Here is my final example of humans losing our social skills, skills that enabled us to build our entire civilization: Last week, I was at a bar, (I know, another story about me drinking.) and I saw a pretty girl. I made my way over to her, and started a casual conversation. As I was talking she started texting in the middle of our conversation. Normally this should be considered rude, but not in these technological times. So I said, “I’m sorry, was I bothering you?” and she replied, “No, I’m looking you up on Facebook, I want to see what you’re all about.” I was standing right in front of her! Anything she could have possibly learned about me, she could have asked me, face to face. Instead, she wanted to look it up on Facebook.

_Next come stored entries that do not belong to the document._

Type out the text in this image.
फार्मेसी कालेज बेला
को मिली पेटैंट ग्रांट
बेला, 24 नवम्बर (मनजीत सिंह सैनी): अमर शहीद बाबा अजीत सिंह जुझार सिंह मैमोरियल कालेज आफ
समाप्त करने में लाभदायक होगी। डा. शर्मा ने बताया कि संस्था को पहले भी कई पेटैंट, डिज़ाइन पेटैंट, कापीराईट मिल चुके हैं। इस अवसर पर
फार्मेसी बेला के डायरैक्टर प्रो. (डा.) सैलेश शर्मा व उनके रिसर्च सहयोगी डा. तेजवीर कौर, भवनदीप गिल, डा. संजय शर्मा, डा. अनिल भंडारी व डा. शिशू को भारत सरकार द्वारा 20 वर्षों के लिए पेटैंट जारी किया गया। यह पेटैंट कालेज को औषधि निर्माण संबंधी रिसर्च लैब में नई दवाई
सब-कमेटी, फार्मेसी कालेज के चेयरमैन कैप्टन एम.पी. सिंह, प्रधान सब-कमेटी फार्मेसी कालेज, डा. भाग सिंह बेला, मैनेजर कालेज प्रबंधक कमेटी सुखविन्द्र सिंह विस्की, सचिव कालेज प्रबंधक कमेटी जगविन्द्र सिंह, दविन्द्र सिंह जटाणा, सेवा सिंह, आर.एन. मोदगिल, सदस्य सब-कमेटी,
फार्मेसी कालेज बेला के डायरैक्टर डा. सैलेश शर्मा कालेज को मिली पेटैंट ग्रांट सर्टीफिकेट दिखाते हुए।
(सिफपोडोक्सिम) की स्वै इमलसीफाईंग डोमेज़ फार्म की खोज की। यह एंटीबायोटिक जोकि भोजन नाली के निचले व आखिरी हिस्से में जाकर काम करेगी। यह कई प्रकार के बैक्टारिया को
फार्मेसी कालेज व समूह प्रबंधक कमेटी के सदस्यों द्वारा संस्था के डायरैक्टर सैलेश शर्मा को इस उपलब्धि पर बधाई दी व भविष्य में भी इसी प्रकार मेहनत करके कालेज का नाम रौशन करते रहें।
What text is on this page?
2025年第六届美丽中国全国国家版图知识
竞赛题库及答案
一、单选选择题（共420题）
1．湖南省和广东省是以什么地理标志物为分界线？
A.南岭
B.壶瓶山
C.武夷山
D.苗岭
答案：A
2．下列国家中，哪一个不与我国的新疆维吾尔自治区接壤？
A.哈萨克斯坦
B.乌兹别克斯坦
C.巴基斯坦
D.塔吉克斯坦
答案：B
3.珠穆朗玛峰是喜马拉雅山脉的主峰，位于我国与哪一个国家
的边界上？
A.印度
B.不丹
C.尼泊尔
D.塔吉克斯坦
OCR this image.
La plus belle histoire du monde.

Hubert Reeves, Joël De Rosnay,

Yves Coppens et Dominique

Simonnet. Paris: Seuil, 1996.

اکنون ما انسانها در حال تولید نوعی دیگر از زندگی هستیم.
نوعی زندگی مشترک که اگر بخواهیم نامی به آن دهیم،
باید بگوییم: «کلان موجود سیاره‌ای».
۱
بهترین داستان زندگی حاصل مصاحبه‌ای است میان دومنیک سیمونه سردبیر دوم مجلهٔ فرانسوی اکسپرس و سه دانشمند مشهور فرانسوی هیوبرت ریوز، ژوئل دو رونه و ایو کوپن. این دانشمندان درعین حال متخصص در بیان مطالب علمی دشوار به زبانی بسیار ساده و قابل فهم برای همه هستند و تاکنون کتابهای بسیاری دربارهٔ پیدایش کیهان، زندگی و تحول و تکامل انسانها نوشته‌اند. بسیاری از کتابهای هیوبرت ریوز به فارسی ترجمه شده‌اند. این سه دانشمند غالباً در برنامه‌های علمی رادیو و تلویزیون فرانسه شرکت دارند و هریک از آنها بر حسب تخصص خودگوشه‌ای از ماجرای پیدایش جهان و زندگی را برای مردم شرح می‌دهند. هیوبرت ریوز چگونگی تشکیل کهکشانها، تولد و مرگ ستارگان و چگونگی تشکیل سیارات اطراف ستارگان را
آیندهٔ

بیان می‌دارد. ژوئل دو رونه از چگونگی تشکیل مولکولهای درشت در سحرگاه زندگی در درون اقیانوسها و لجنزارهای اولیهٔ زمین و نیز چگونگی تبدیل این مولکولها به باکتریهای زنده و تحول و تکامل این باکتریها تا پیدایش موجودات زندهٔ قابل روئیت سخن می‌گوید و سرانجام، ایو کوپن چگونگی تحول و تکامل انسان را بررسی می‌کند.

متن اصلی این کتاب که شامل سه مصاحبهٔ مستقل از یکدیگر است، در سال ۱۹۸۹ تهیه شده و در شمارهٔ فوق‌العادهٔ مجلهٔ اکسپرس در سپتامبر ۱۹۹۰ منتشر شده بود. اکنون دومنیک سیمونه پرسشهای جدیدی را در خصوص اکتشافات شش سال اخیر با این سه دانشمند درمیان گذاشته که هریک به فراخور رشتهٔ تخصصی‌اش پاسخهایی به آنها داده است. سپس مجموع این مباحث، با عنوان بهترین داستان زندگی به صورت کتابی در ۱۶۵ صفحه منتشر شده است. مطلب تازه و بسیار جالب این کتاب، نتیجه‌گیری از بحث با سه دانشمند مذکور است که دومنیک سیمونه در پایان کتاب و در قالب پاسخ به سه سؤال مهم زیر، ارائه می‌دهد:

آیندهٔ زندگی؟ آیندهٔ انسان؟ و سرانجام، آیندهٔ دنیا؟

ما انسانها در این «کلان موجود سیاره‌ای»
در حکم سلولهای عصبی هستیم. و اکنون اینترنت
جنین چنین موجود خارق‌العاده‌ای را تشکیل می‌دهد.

Sometimes, I really wish a story like “Chocco,” could come true, just so I can actually get some physical contact with some human beings. As Emily Sevier said in her 2007 essay, “In many of the stories that we have encountered this semester, dystopias revolve around high tech civilizations. From the readings it seems that the only way a utopian society can exist is if we keep it simple. 

Wouldn’t it be great if we didn’t have all this technology, and we had to get together and discuss what actions we should take in our future? Can I get off the computer now?